We have acted as special counsel to Cheniere Energy Partners, L.P., a Delaware limited partnership (the “Partnership”), in connection with the preparation of a registration statement on Form S-3 (File No. 333-168942) declared effective on October 12, 2010 (the “Registration Statement”), and a registration statement on Form S-3 filed with the Securities and Exchange Commission (the “SEC”) on September 19, 2012 pursuant to Rule 462(b) under the Securities Act of 1933, which incorporates by reference the contents of the Registration Statement, and the prospectus supplement dated on or about the date hereof (the “Prospectus Supplement”) relating to the offering and sale (the “Offering”) from time to time by the Partnership of up to 9,200,000 common units representing limited partner interests in the Partnership (the “Units”).
In connection therewith, we have participated in the preparation of the discussion set forth under the caption “Material Tax Consequences” in the Registration Statement as modified by the statement in the Prospectus Supplement under the caption “Material Tax Consequences” (the “Discussion”). The Discussion, subject to the qualifications and assumptions stated in the Discussion and the limitations and qualifications set forth herein, constitutes our opinion as to the material United States federal income tax consequences for purchasers of the Units pursuant to the Offering.
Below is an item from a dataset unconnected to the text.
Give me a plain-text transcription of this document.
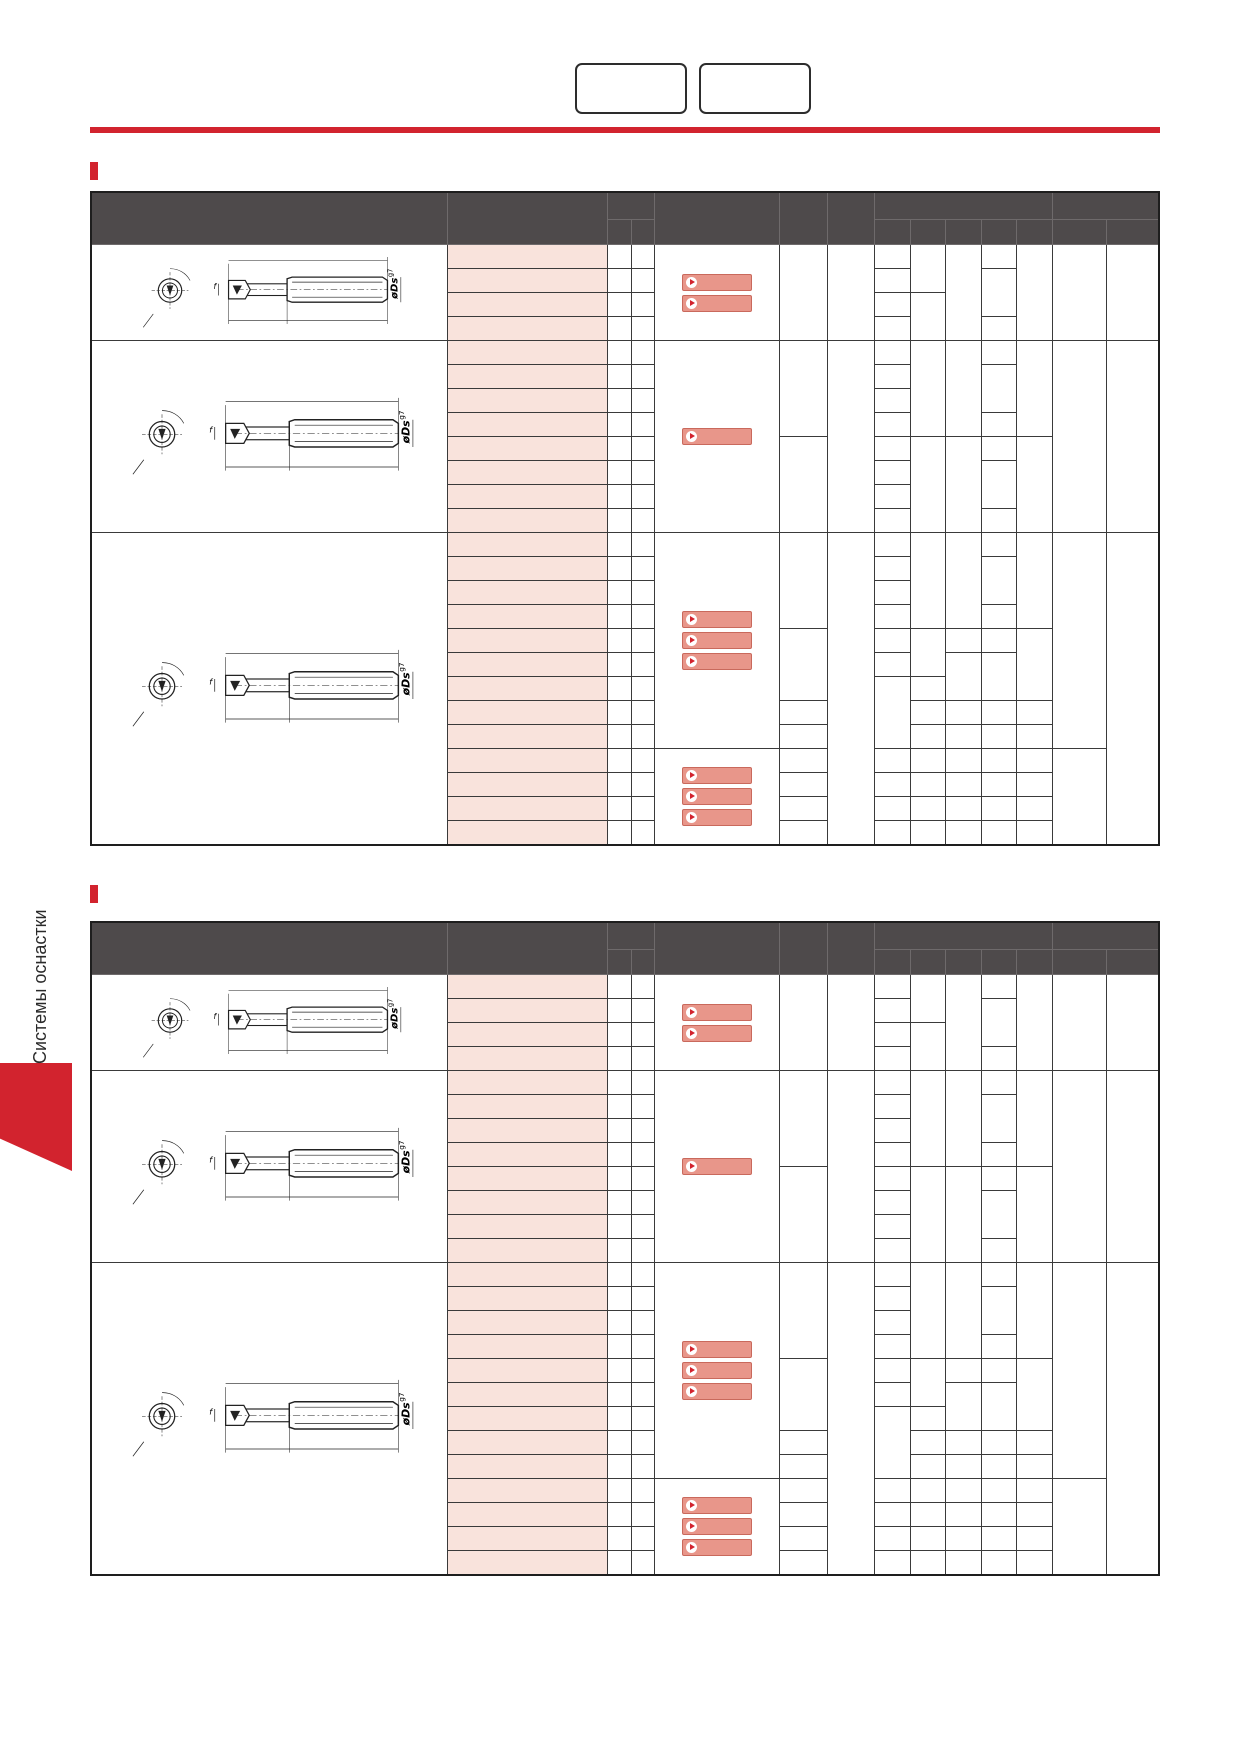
Системы оснастки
This opinion letter is limited to the matters set forth herein, and no opinions are intended to be implied or may be inferred beyond those expressly stated herein. We assume no obligation to update or supplement this opinion or any matter related to this opinion to reflect any change of fact, circumstances, or law after the effective date of the Registration Statement. In addition, our opinion is based on the assumption that the matter will be properly presented to the applicable court.




Cheniere Energy Partners, L.P.
September 25, 2012
Page 2


Furthermore, our opinion is not binding on the Internal Revenue Service or a court. In addition, we must note that our opinion represents merely our best legal judgment on the matters presented and that others may disagree with our conclusion. There can be no assurance that the Internal Revenue Service will not take a contrary position or that a court would agree with our opinion if litigated.
We hereby consent to the filing of this opinion as an exhibit to the Registration Statement and to the references to our firm and this opinion contained in the Discussion. In giving this consent, we do not admit that we are “experts” under the Securities Act of 1933, or under the rules and regulations of the SEC relating thereto, with respect to any part of the Registration Statement, including this exhibit to the Registration Statement.